For haiku, please visit Language Gallery. Thank you!

2007-10-25

>tiradito and pipian

Did I rush through the first tasting menu?

I will break the next one down to show more details. The second tasting menu option at Topolobampo was "Seafood Menu".

Here's Seafood tasting menu course #1.

Tiraditos de Kampachi


Thin slices of buttery sashimi-grade Kona Kampachi tossed with cilantro green chile "chimichurri", Three Sister's Garden greens with pinenut pipian dressing

Pipian is a "sauce containing ground nuts or seeds and spices; Indian stew or fricassee thickened by its ingredients rather than by flour" (recipegoldmine.com).

According to
a Peruvian food dictionary, tiradito is "similar to ceviche, but differs in cut and presentation. The fish is sliced into fine, long pieces, without onions. The evolution of the dish has likely been influenced by the Japanese immigration into Peru during the late 1800’s."
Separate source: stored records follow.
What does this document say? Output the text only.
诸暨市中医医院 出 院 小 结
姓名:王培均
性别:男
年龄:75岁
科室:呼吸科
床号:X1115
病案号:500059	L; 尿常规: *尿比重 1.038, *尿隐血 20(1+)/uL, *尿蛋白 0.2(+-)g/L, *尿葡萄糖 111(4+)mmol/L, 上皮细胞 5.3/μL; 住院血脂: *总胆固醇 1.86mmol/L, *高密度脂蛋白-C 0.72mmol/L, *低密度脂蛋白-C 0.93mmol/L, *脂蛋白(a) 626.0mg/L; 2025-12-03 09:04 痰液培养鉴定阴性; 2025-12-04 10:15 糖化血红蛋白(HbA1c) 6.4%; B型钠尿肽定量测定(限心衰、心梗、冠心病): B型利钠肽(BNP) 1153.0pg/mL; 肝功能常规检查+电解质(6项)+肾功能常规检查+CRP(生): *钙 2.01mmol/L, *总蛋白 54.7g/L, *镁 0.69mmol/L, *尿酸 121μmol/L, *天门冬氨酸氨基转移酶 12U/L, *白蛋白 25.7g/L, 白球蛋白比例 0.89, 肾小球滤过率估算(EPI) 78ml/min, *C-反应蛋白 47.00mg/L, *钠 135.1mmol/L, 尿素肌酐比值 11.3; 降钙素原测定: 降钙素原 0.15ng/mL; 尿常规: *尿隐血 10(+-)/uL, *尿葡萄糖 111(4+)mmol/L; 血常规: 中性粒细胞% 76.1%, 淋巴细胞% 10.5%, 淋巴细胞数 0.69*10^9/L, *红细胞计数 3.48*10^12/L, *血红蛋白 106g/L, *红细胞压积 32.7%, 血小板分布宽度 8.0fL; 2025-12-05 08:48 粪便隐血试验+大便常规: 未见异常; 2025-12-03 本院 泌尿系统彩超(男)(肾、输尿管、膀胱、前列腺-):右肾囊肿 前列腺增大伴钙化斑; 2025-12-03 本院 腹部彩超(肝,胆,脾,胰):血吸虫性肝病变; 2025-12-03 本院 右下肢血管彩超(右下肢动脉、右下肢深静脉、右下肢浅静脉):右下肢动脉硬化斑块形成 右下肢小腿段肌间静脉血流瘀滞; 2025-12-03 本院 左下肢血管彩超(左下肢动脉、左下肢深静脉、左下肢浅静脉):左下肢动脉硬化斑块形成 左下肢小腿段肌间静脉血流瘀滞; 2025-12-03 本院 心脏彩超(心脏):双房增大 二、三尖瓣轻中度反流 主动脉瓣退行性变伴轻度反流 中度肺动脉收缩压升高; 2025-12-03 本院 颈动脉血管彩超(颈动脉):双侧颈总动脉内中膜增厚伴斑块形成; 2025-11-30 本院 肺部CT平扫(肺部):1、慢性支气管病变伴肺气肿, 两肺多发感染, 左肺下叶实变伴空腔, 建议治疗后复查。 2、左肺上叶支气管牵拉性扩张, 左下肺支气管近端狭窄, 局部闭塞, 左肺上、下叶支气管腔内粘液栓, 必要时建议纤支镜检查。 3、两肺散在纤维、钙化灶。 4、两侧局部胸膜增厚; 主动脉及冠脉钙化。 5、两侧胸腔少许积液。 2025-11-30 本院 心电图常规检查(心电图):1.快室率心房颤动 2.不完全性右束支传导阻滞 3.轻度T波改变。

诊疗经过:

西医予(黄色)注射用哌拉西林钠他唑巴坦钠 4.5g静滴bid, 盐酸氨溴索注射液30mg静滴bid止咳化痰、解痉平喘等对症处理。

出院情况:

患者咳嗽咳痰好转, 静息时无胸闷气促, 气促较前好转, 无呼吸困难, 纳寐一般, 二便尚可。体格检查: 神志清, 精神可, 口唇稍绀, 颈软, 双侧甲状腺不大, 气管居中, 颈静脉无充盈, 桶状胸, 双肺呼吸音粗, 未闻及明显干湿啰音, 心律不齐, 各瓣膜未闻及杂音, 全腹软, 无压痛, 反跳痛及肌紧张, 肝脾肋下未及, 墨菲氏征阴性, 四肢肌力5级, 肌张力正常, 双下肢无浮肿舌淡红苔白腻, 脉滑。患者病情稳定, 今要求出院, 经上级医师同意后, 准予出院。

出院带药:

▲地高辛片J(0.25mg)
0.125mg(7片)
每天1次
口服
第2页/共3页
Recipetips.com explains chimichurri. "A spicy herb sauce or marinade that is served with grilled and roasted meats. With orgins credited to Argentina and their use of the sauce, Chimichurri Sauce generally consists of water, salt, garlic, parsley, oregano, pepper, red chile peppers, lemon zest, red or white-wine vinegar, and extra-virgin olive oil. However, there are numerous versions of this sauce that range from tangy and spicy to tart or somewhat sweet flavored. It is a food item that can be used as a basting sauce on fish, shellfish, poultry, beef, and pork or as a dipping sauce after the food has been cooked. Chimichurri may also be used as a term to reference a hamburger that is popular in the Dominican Republic."

A refreshing first course, voted winner among the three at my table, paired with 2006 Knappstein Riesling, Clare Valley, Australia.